L'église bondée de foule, la chaleur étouffante, le violent parfum de l'encens, l'harmonieux rugissement de l'orgue, les innombrables lumières des cierges qui semblaient une pluie d'or immobilisée, je revois et je ressens tout cela comme si j'y étais encore. La Crèche surtout, la Crèche avec ses personnages et ses animaux de bois peint, et son petit Jésus de cire que les brins de paille auréolaient comme des rayons, émerveillèrent mes yeux d'enfant»[70].
Note 70:[ (retour) ] François Coppée, Lointain Noël.
Une Messe de minuit dans l'église
de Notre-Dame de Bethléem, à Ferrières-en-Gâtinais.
La seconde année de son pontificat, saint Pierre avait envoyé saint Savinien, saint Potentien et saint Altin, prêcher l'Evangile dans les Gaules.
Après une longue marche pleine de périls, les nouveaux apôtres arrivèrent en un lieu solitaire, situé au bord d'une petite rivière appelée depuis la Cléry, non loin de l'endroit où la voie romaine qui va d'Auxerre à Chartres se croise avec celle de Genabum à Sens, à neuf lieues de cette dernière ville.

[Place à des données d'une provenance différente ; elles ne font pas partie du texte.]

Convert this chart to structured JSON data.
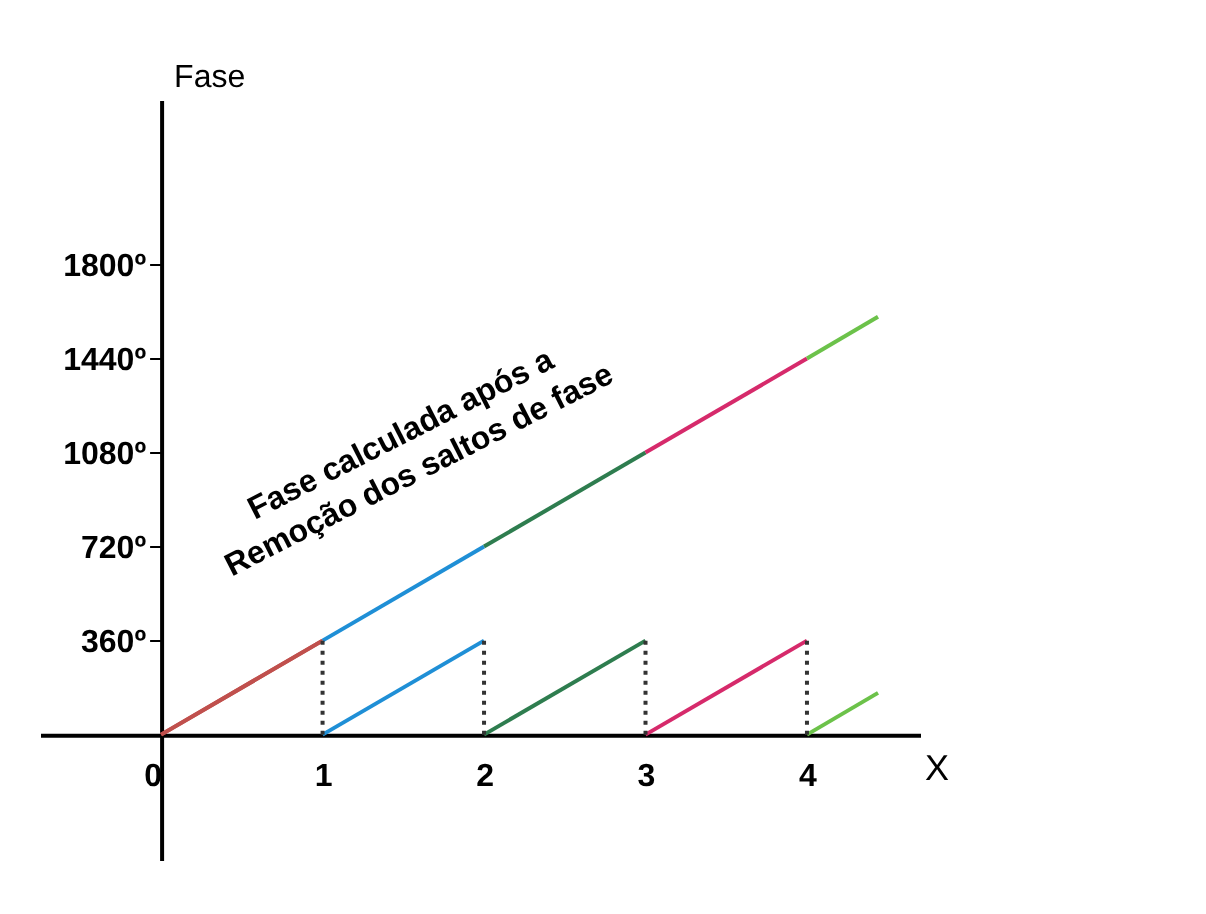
{
  "chart_data": {
    "type": "line",
    "xlabel": "X",
    "ylabel": "Fase",
    "xlim": [
      -0.75,
      4.7
    ],
    "ylim": [
      -480,
      2430
    ],
    "xticks": [
      0,
      1,
      2,
      3,
      4
    ],
    "yticks": [
      {
        "value": 360,
        "label": "360º"
      },
      {
        "value": 720,
        "label": "720º"
      },
      {
        "value": 1080,
        "label": "1080º"
      },
      {
        "value": 1440,
        "label": "1440º"
      },
      {
        "value": 1800,
        "label": "1800º"
      }
    ],
    "grid": false,
    "marker": "none",
    "series": [
      {
        "color": "#c0504d",
        "x": [
          0,
          1
        ],
        "values": [
          0,
          360
        ]
      },
      {
        "color": "#1f8fd6",
        "x": [
          1,
          2
        ],
        "values": [
          360,
          720
        ]
      },
      {
        "color": "#2e7d4f",
        "x": [
          2,
          3
        ],
        "values": [
          720,
          1080
        ]
      },
      {
        "color": "#d62a6b",
        "x": [
          3,
          4
        ],
        "values": [
          1080,
          1440
        ]
      },
      {
        "color": "#6cc24a",
        "x": [
          4,
          4.44
        ],
        "values": [
          1440,
          1600
        ]
      },
      {
        "color": "#c0504d",
        "x": [
          0,
          1
        ],
        "values": [
          0,
          360
        ]
      },
      {
        "color": "#1f8fd6",
        "x": [
          1,
          2
        ],
        "values": [
          0,
          360
        ]
      },
      {
        "color": "#2e7d4f",
        "x": [
          2,
          3
        ],
        "values": [
          0,
          360
        ]
      },
      {
        "color": "#d62a6b",
        "x": [
          3,
          4
        ],
        "values": [
          0,
          360
        ]
      },
      {
        "color": "#6cc24a",
        "x": [
          4,
          4.44
        ],
        "values": [
          0,
          160
        ]
      },
      {
        "color": "#333333",
        "line_style": "dotted",
        "x": [
          1,
          1,
          null,
          2,
          2,
          null,
          3,
          3,
          null,
          4,
          4
        ],
        "values": [
          0,
          360,
          null,
          0,
          360,
          null,
          0,
          360,
          null,
          0,
          360
        ]
      }
    ],
    "annotations": [
      "Fase calculada após a\nRemoção dos saltos de fase"
    ]
  }
}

De rares habitants vivaient au milieu de la nature agreste de ces contrées, demeurant dans des cabanes grossières que protégeaient les grands bois silencieux. Ils recueillaient du minerai de fer, dont les gisements abondants apparaissaient çà et là, et l'exploitaient dans des fourneaux de forge qui plus tard firent donner à la ville bâtie en ce lieu le nom de Ferrières.
C'était au milieu de l'hiver, à la fin du mois de décembre. Les trois apôtres s'étaient retirés dans la cabane hospitalière de quelqu'un de ces pauvres forgerons, élevée non loin de la rivière. Entourés de gens du voisinage, accourus pour contempler ces étrangers, ils se mirent à annoncer la religion de Jésus, mort sur une croix pour nous sauver. Bientôt un grand nombre des habitants fut converti par leur parole et surtout par les miracles dont elle était accompagnée.
Mais, de tous ces miracles, le plus éclatant fut celui qui arriva la veille de Noël, vers minuit, dans une petite chapelle où la communauté chrétienne était réunie pour prier et honorer l'anniversaire de la naissance de l'Enfant Jésus.